Heya! Thanks for being patient in tolerating the lack of posts, I promise it will pick up again once this academic marathon month is over. Thanks to coffee, de-stress baking and solo dance parties (the best), I’m still alive and nearly done with the thesis! I do have a couple of interesting reads for you today, though.
(i) This Time article, while written in a really immature and joking way that I didn’t appreciate, points at an interesting study on the ethics of eating meat and the way people rationalize it:
In a series of experiments and surveys, a team led by research psychologist Steve Loughnan of the University of Melbourne confirmed that while people across a broad range of cultures agree that the more mindful an animal is, the less defensible it is to eat it, we have a convenient way of deciding which critters think and which don’t. If you like beef, you’re more inclined to believe cows can’t think; if you eat only fish, you’re likelier to see cattle as conscious, while the salmon on your plate was probably a non-conscious nincompoop.
(ii) Just the most beautiful visualization of genetic diversity, ever:
You can get it as a poster at Popchartlab.com.
(iii) This has been all over the Internet, but in case you didn’t read it – an insightful view at all the sponsors of nutrionists’ organizations and conferences. Spoiler: most of them are big agri-food companies that are hawking ‘healthy’ processed products. In the words of a participant:
“A dietitian you’d expect to be principled,” she said. “But here I feel like we’re sleeping with the enemy.”
(iv) A cool infographic on mercury rates in fish, complete with a handy chart on what fish to avoid and which one is ok to eat from a health perspective (via Visually, click through for a larger version):
(v) And finally, an interesting read on new nutritional evidence that saturated fat may not be the enemy, after all, and even more fascinating, how we came to think that way – in their words, through a mix of “personal ambition, bad science, politics and bias”. Check this out:
Critics have pointed out that Dr. Keys violated several basic scientific norms in his study. For one, he didn’t choose countries randomly but instead selected only those likely to prove his beliefs, including Yugoslavia, Finland and Italy. Excluded were France, land of the famously healthy omelet eater, as well as other countries where people consumed a lot of fat yet didn’t suffer from high rates of heart disease, such as Switzerland, Sweden and West Germany. The study’s star subjects—upon whom much of our current understanding of the Mediterranean diet is based—were peasants from Crete, islanders who tilled their fields well into old age and who appeared to eat very little meat or cheese.

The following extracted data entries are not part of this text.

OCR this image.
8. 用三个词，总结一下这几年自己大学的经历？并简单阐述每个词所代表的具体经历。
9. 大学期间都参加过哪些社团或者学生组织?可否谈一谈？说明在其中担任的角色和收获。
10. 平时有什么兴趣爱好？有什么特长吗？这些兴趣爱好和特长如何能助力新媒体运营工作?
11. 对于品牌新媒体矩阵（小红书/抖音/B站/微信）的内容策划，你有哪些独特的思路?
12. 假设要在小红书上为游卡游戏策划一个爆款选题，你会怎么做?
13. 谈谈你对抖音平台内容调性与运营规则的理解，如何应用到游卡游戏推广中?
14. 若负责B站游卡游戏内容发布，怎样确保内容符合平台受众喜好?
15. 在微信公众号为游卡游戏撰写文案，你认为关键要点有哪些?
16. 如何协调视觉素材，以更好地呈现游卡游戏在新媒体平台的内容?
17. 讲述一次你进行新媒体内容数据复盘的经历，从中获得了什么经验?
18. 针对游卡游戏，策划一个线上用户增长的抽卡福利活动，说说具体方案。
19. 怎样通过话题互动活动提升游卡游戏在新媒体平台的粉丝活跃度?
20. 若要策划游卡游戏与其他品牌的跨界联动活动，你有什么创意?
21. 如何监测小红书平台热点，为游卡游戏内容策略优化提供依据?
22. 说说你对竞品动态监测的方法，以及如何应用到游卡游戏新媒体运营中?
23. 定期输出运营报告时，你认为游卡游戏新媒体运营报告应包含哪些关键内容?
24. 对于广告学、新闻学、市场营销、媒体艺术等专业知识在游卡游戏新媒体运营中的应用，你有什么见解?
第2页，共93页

As it turns out, Dr. Keys visited Crete during an unrepresentative period of extreme hardship after World War II. Furthermore, he made the mistake of measuring the islanders’ diet partly during Lent, when they were forgoing meat and cheese. Dr. Keys therefore undercounted their consumption of saturated fat. Also, due to problems with the surveys, he ended up relying on data from just a few dozen men—far from the representative sample of 655 that he had initially selected. These flaws weren’t revealed until much later, in a 2002 paper by scientists investigating the work on Crete—but by then, the misimpression left by his erroneous data had become international dogma.
My scientist’s heart is bleeding.
And with that – I’m off again! Happy frolicking in the spring sunshine!